What do these things have in common?
It wasn’t obvious?
How about if I add this picture…
Of course. Now you get it….right?
Of course. “Mysteries of the Universe Day” (thank you, Charlie).
Follow along, and you’ll see how this all ties together (a particularly useful skill … taking seemingly unrelated events and turning them into a theme).
While I had originally envisioned this day as Constellation Day or Star Day or even Night Sky Day, the nature of our loosely woven, hotel bound, golf focused, baseball defined camp necessitated a different approach to the day.
To begin, we watched ALF in the car on the way to Adler Planetarium (I love themes).
Once we arrived, there were many mysteries for the boys to discover…
There was a lot to see, and like bright little neon stars, the boys wandered through the exhibits.
The boys were mystified when a professor stopped to talk to them. He told them that they should use their gifts and talked about his background in something, something, something science (we really couldn’t understand what he was saying…a little too scientific I guess). He went on to say he thought they would all make a name for themselves in astronomy. The shirts evidently made quite an impression as he thought we were part of a school group.
I didn’t clear up the confusion. It’s good to be singled out sometimes.
The glasses were the perfect accessory as the boys considered a life in the stars.
A visit to Adler Planetarium isn’t complete without a visit to the Sky Show.
We saw Cosmic Wonder and Welcome to the Universe.

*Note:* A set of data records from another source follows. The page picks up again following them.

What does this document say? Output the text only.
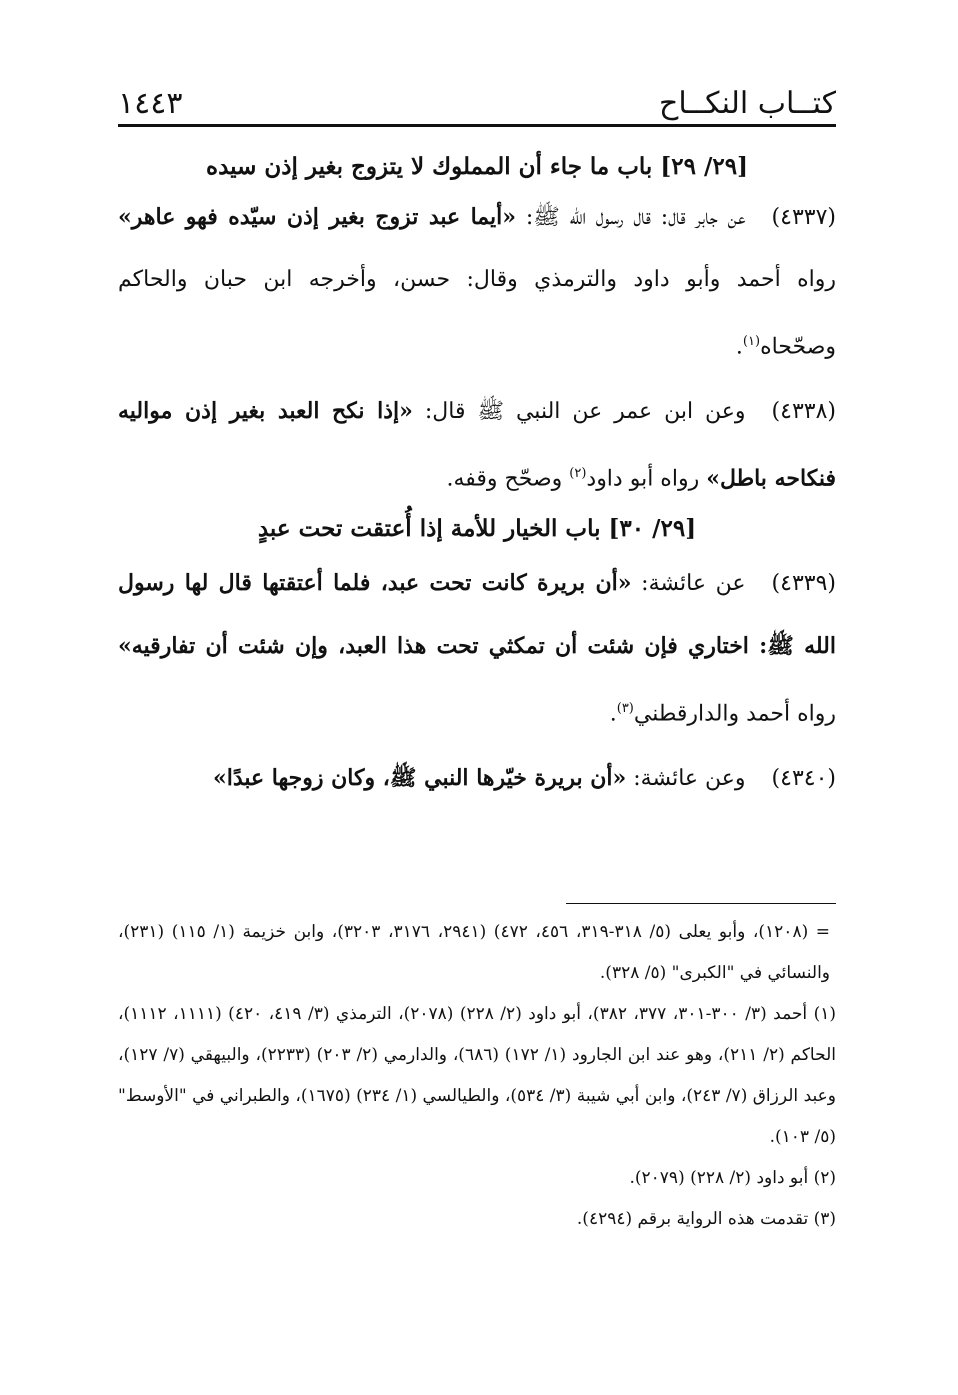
كتــاب النكــاح
١٤٤٣
[٢٩/ ٢٩] باب ما جاء أن المملوك لا يتزوج بغير إذن سيده
(٤٣٣٧)عن جابر قال: قال رسول الله ﷺ: «أيما عبد تزوج بغير إذن سيّده فهو عاهر» رواه أحمد وأبو داود والترمذي وقال: حسن، وأخرجه ابن حبان والحاكم وصحّحاه$^{(١)}$.
(٤٣٣٨)وعن ابن عمر عن النبي ﷺ قال: «إذا نكح العبد بغير إذن مواليه فنكاحه باطل» رواه أبو داود$^{(٢)}$ وصحّح وقفه.
[٢٩/ ٣٠] باب الخيار للأمة إذا أُعتقت تحت عبدٍ
(٤٣٣٩)عن عائشة: «أن بريرة كانت تحت عبد، فلما أعتقتها قال لها رسول الله ﷺ: اختاري فإن شئت أن تمكثي تحت هذا العبد، وإن شئت أن تفارقيه» رواه أحمد والدارقطني$^{(٣)}$.
(٤٣٤٠)وعن عائشة: «أن بريرة خيّرها النبي ﷺ، وكان زوجها عبدًا»

= (١٢٠٨)، وأبو يعلى (٥/ ٣١٨-٣١٩، ٤٥٦، ٤٧٢) (٢٩٤١، ٣١٧٦، ٣٢٠٣)، وابن خزيمة (١/ ١١٥) (٢٣١)، والنسائي في "الكبرى" (٥/ ٣٢٨).

(١) أحمد (٣/ ٣٠٠-٣٠١، ٣٧٧، ٣٨٢)، أبو داود (٢/ ٢٢٨) (٢٠٧٨)، الترمذي (٣/ ٤١٩، ٤٢٠) (١١١١، ١١١٢)، الحاكم (٢/ ٢١١)، وهو عند ابن الجارود (١/ ١٧٢) (٦٨٦)، والدارمي (٢/ ٢٠٣) (٢٢٣٣)، والبيهقي (٧/ ١٢٧)، وعبد الرزاق (٧/ ٢٤٣)، وابن أبي شيبة (٣/ ٥٣٤)، والطيالسي (١/ ٢٣٤) (١٦٧٥)، والطبراني في "الأوسط" (٥/ ١٠٣).

(٢) أبو داود (٢/ ٢٢٨) (٢٠٧٩).

(٣) تقدمت هذه الرواية برقم (٤٢٩٤).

The boys were totally engaged, although at one point we all wondered if we were moving or if the screen was moving (it was the screen. They asked).
I never quite understood why there was a display on Universities, but the boys liked dressing in robes.
I like the idea of Silentium.
We spent several hours at the Planetarium and then headed home for the rest of Mysteries of the Universe Day (pretty sure there needs to be eerie music every time I say “Mysteries of the Universe”, but I have no idea how to accomplish that feat. A mystery of the universe, I guess).
Grampy and I brought our Bushnell Northstar Maksutov-Cassegrain Telescope with Super 25 Wide Angle Long Eye Relief Lens to the hotel/camp. The boys each had a Bushnell Falcon 10 x 50 Binocular with 9mm eye relief. We had several books on the stars and constellations (and by several I mean dozens), and I brought my own personal Star Theater Home Planetarium with Interactive Meteor Maker. (By the way, if any of you have any idea what I just said, feel free to come to our house and show us how to use this stuff. Really).
Did we use any of these technologically advanced astronomical instruments?
We did not.
Because we had twi-light baseball games and three must-do swimming pools, we all fell sound asleep in a heap long before the stars came out. Instead ….
… we made Star Sponges (the answer to the often asked question, “what are you doing with cut sponges“)?
Perhaps not as astronomically profound as seeing a Messier object through a fancy-dancy telescope, but I can guarantee they were hysterically profound.
To round out Mysteries of the Universe Day, we used Duck Tape to decorate the 2 liter bottles so graciously supplied by our neighbors (thanks again, neighbors!). We would have added fins and a nosecone, but I could NOT find the foam paper I brought. I can’t imagine why I couldn’t find the foam.
The boys made do with duct tape.
After a rather lengthy (lengthy to an 11 year old) discussion of the safety requirements, we were ready to begin.
We coordinated the first launch.
Seriously. At least 100 feet!!
The boys had a ball.
They especially like catching the now empty rocket … er … bottle.
Like crazy off the course meteors, they careened around the field and caught untold numbers of water bottles.